Q: How can the number of features be reduced? #
A:
- Domain knowledge to combine or drop variables
- Mathematical methods like Principal Component Analysis (PCA)
Q: How are missing values handled? #
A: Either removed or imputed, using varying levels of complexity depending on the case.
Q: What boosts success in dataset creation? #
A: Learning the clinical context of the question — deeper medical understanding improves data transformations and feature design.
➡️ What are structured knowledge graphs, and how do they relate to datasets?
14 Structured knowledge graphs #
Q: What are the two key topics in this part of the module? #
A:
- Constructing a patient feature matrix
- Using curated biomedical knowledge (via knowledge graphs)
Q: What is a knowledge graph in healthcare? #
A: A structured digital representation of biomedical entities (e.g., diseases, drugs, lab tests) and their relationships — also known as an ontology.
Q: Why are knowledge graphs useful? #
A: They encode expert knowledge in a machine-readable way, enabling smarter feature construction, search, and data linkage.
Q: What are examples of implicit prior knowledge use? #
A: Using test order counts related to glucose as a proxy for diabetes — derived from domain knowledge.
➡️ What exactly is contained in a biomedical knowledge graph?
15 So what exactly is in a knowledge graph #
Q: What are the core components of a biomedical knowledge graph? #
A:
- Entities: e.g., symptoms, diseases, drugs, body parts
- Synonyms: mappings of equivalent terms (e.g., “heart attack” = “acute myocardial infarction”)
- Relationships: logical links between entities (e.g., “is a kind of”)
Q: What is the most important type of relationship in medical knowledge graphs? #
A: The “is a kind of” relationship — it defines hierarchies (e.g., Lipitor is a kind of lipid-lowering drug).
Q: What benefit does this hierarchical structure provide? #
A: Entities inherit properties from broader categories, enabling powerful reasoning and search (e.g., querying all “lipid-lowering drugs”).
➡️ What are the most important knowledge graphs in biomedicine?
16 What are important knowledge graphs #
Q: Where can you find biomedical knowledge graphs? #
A: One central repository is BioPortal from the National Center for Biomedical Ontology at Stanford.
Q: What are some widely used biomedical ontologies? #
A:
- ICD (International Classification of Diseases): Maintained by WHO; used globally for diagnosis coding (ICD-9, ICD-10).

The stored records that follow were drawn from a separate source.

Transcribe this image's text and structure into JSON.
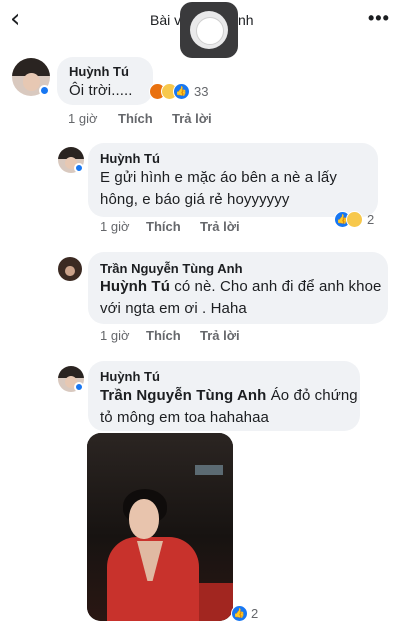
{
  "header": {
    "back_icon": "back-arrow-icon",
    "title_start": "Bài v",
    "title_end": "nh",
    "more_icon": "more-options-icon",
    "more_label": "•••"
  },
  "comments": [
    {
      "author": "Huỳnh Tú",
      "text": "Ôi trời.....",
      "time": "1 giờ",
      "like": "Thích",
      "reply": "Trả lời",
      "reactions": {
        "icons": [
          "angry-reaction-icon",
          "haha-reaction-icon",
          "like-reaction-icon"
        ],
        "count": "33"
      }
    },
    {
      "author": "Huỳnh Tú",
      "text": "E gửi hình e mặc áo bên a nè a lấy hông, e báo giá rẻ hoyyyyyy",
      "time": "1 giờ",
      "like": "Thích",
      "reply": "Trả lời",
      "reactions": {
        "icons": [
          "like-reaction-icon",
          "haha-reaction-icon"
        ],
        "count": "2"
      }
    },
    {
      "author": "Trần Nguyễn Tùng Anh",
      "mention": "Huỳnh Tú",
      "text": " có nè. Cho anh đi để anh khoe với ngta em ơi . Haha",
      "time": "1 giờ",
      "like": "Thích",
      "reply": "Trả lời"
    },
    {
      "author": "Huỳnh Tú",
      "mention": "Trần Nguyễn Tùng Anh",
      "text": "  Áo đỏ chứng tỏ mông em toa hahahaa",
      "photo": "woman-in-red-jacket-photo",
      "reactions": {
        "icons": [
          "like-reaction-icon"
        ],
        "count": "2"
      }
    }
  ],
  "colors": {
    "bubble": "#f0f2f5",
    "link_blue": "#1877f2",
    "meta_gray": "#65676b"
  }
}
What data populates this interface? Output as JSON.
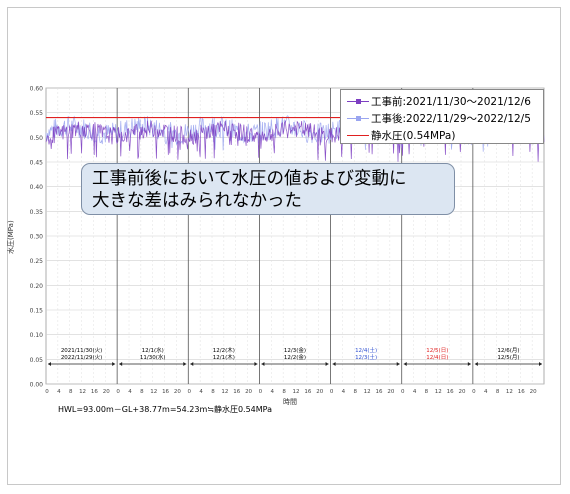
{
  "chart_data": {
    "type": "line",
    "ylabel": "水圧(MPa)",
    "xlabel": "時間",
    "ylim": [
      0,
      0.6
    ],
    "yticks": [
      "0.00",
      "0.05",
      "0.10",
      "0.15",
      "0.20",
      "0.25",
      "0.30",
      "0.35",
      "0.40",
      "0.45",
      "0.50",
      "0.55",
      "0.60"
    ],
    "hour_ticks": [
      "0",
      "4",
      "8",
      "12",
      "16",
      "20"
    ],
    "days": [
      {
        "top": "2021/11/30(火)",
        "bottom": "2022/11/29(火)",
        "color": "#000000"
      },
      {
        "top": "12/1(水)",
        "bottom": "11/30(水)",
        "color": "#000000"
      },
      {
        "top": "12/2(木)",
        "bottom": "12/1(木)",
        "color": "#000000"
      },
      {
        "top": "12/3(金)",
        "bottom": "12/2(金)",
        "color": "#000000"
      },
      {
        "top": "12/4(土)",
        "bottom": "12/3(土)",
        "color": "#2f50d0"
      },
      {
        "top": "12/5(日)",
        "bottom": "12/4(日)",
        "color": "#e02020"
      },
      {
        "top": "12/6(月)",
        "bottom": "12/5(月)",
        "color": "#000000"
      }
    ],
    "series": [
      {
        "name": "工事前:2021/11/30～2021/12/6",
        "color": "#7d3fc2",
        "typical_range": [
          0.49,
          0.53
        ],
        "min_spike": 0.45
      },
      {
        "name": "工事後:2022/11/29～2022/12/5",
        "color": "#9aa5f0",
        "typical_range": [
          0.49,
          0.54
        ],
        "min_spike": 0.47
      },
      {
        "name": "静水圧(0.54MPa)",
        "color": "#e02020",
        "values": [
          0.54
        ]
      }
    ],
    "grid": true,
    "legend_position": "top-right"
  },
  "callout": {
    "line1": "工事前後において水圧の値および変動に",
    "line2": "大きな差はみられなかった"
  },
  "footnote": "HWL=93.00m－GL+38.77m=54.23m≒静水圧0.54MPa"
}
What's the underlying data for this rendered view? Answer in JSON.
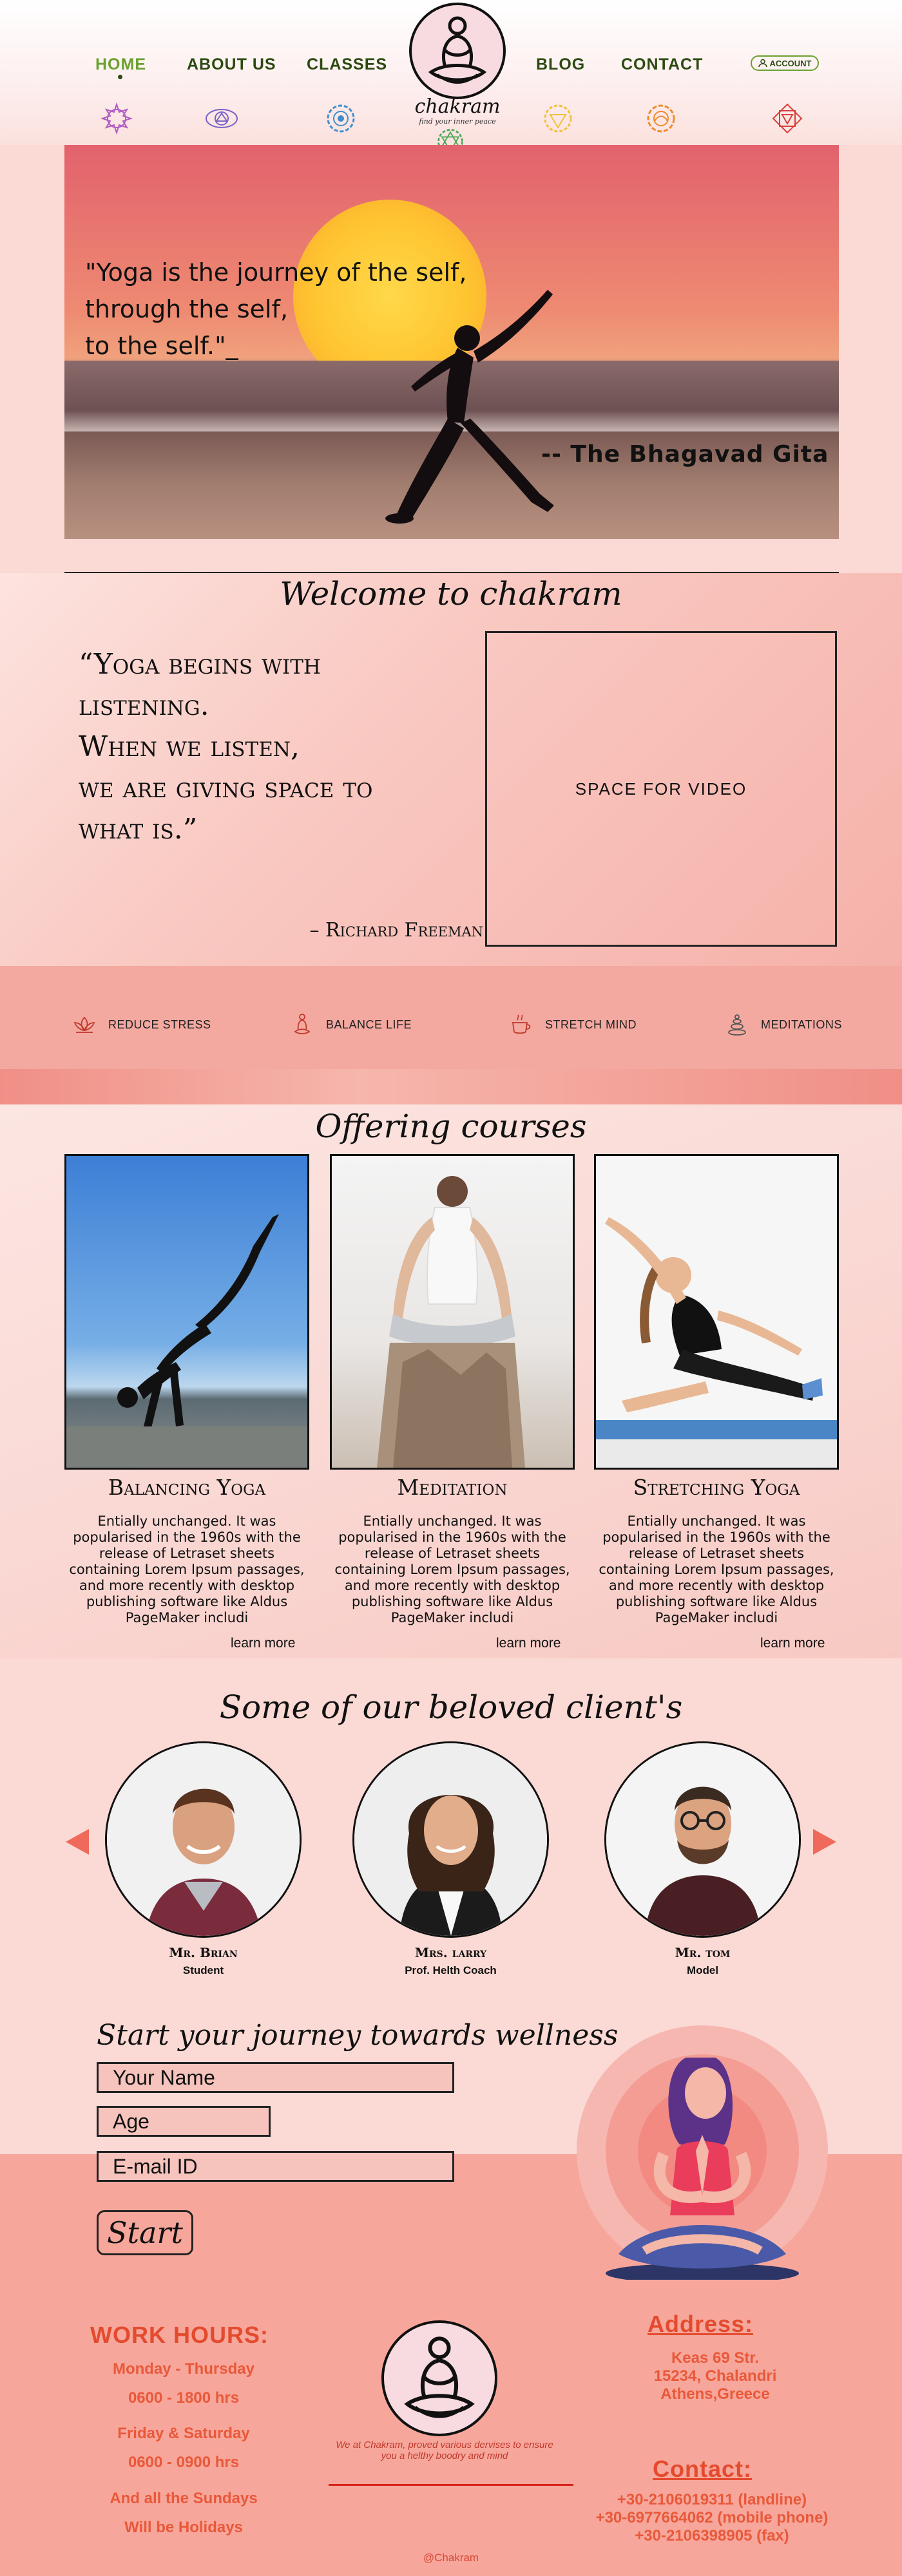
{
  "nav": {
    "items": [
      {
        "label": "HOME"
      },
      {
        "label": "ABOUT US"
      },
      {
        "label": "CLASSES"
      },
      {
        "label": "BLOG"
      },
      {
        "label": "CONTACT"
      }
    ],
    "account_label": "ACCOUNT"
  },
  "logo": {
    "text": "chakram",
    "tagline": "find your inner peace"
  },
  "hero": {
    "quote_lines": [
      "\"Yoga is the journey of the self,",
      "through the self,",
      "to the self.\"_"
    ],
    "author": "-- The Bhagavad Gita"
  },
  "welcome": {
    "title": "Welcome to chakram",
    "quote_lines": [
      "“Yoga begins with",
      "listening.",
      "When we listen,",
      "we are giving space to",
      "what is.”"
    ],
    "attribution": "– Richard Freeman",
    "video_placeholder": "SPACE FOR VIDEO"
  },
  "benefits": [
    {
      "label": "REDUCE STRESS",
      "icon": "lotus-icon"
    },
    {
      "label": "BALANCE LIFE",
      "icon": "meditating-person-icon"
    },
    {
      "label": "STRETCH MIND",
      "icon": "tea-cup-icon"
    },
    {
      "label": "MEDITATIONS",
      "icon": "stacked-stones-icon"
    }
  ],
  "courses": {
    "title": "Offering courses",
    "items": [
      {
        "title": "Balancing Yoga",
        "description": "Entially unchanged. It was popularised in the 1960s with the release of Letraset sheets containing Lorem Ipsum passages, and more recently with desktop publishing software like Aldus PageMaker includi",
        "more": "learn more"
      },
      {
        "title": "Meditation",
        "description": "Entially unchanged. It was popularised in the 1960s with the release of Letraset sheets containing Lorem Ipsum passages, and more recently with desktop publishing software like Aldus PageMaker includi",
        "more": "learn more"
      },
      {
        "title": "Stretching Yoga",
        "description": "Entially unchanged. It was popularised in the 1960s with the release of Letraset sheets containing Lorem Ipsum passages, and more recently with desktop publishing software like Aldus PageMaker includi",
        "more": "learn more"
      }
    ]
  },
  "clients": {
    "title": "Some of our beloved client's",
    "items": [
      {
        "name": "Mr. Brian",
        "role": "Student"
      },
      {
        "name": "Mrs. larry",
        "role": "Prof. Helth Coach"
      },
      {
        "name": "Mr. tom",
        "role": "Model"
      }
    ]
  },
  "journey": {
    "title": "Start your journey towards wellness",
    "fields": {
      "name": "Your Name",
      "age": "Age",
      "email": "E-mail ID"
    },
    "start_label": "Start"
  },
  "footer": {
    "hours_title": "WORK HOURS:",
    "hours_lines": [
      "Monday - Thursday",
      "0600 - 1800 hrs",
      "Friday & Saturday",
      "0600 - 0900 hrs",
      "And all the Sundays",
      "Will be Holidays"
    ],
    "mission": "We at Chakram, proved various dervises to ensure you a helthy boodry and mind",
    "address_title": "Address:",
    "address_lines": [
      "Keas 69 Str.",
      "15234, Chalandri",
      "Athens,Greece"
    ],
    "contact_title": "Contact:",
    "contact_lines": [
      "+30-2106019311 (landline)",
      "+30-6977664062 (mobile phone)",
      "+30-2106398905 (fax)"
    ],
    "copyright": "@Chakram"
  },
  "colors": {
    "nav_text": "#2c4a10",
    "nav_active": "#6aa12f",
    "footer_accent": "#e34b2e",
    "page_bg": "#fbd9d4"
  }
}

- CPT (Current Procedural Terminology): Created by the AMA to categorize procedures and services, mainly for billing.
Q: Why are ICD-9 and ICD-10 both relevant today? #
A: Many clinical datasets still use ICD-9 codes even though ICD-10 is current, especially in older patient records.
➡️ How do we choose which knowledge graph to use in practice?
17 How to choose which knowledge graph to use #
Q: What should you consider when selecting a knowledge graph? #
A:
- Entity types and how they are classified
- Relationship meanings between entities
- Terminology: presence of synonyms and spelling variants
- Interoperability: how well the graph maps to other knowledge graphs
Q: What practical method can help assess utility? #
A: Count how many terms from the knowledge graph appear in EMR text or data — this indicates how relevant and compatible it is with your dataset.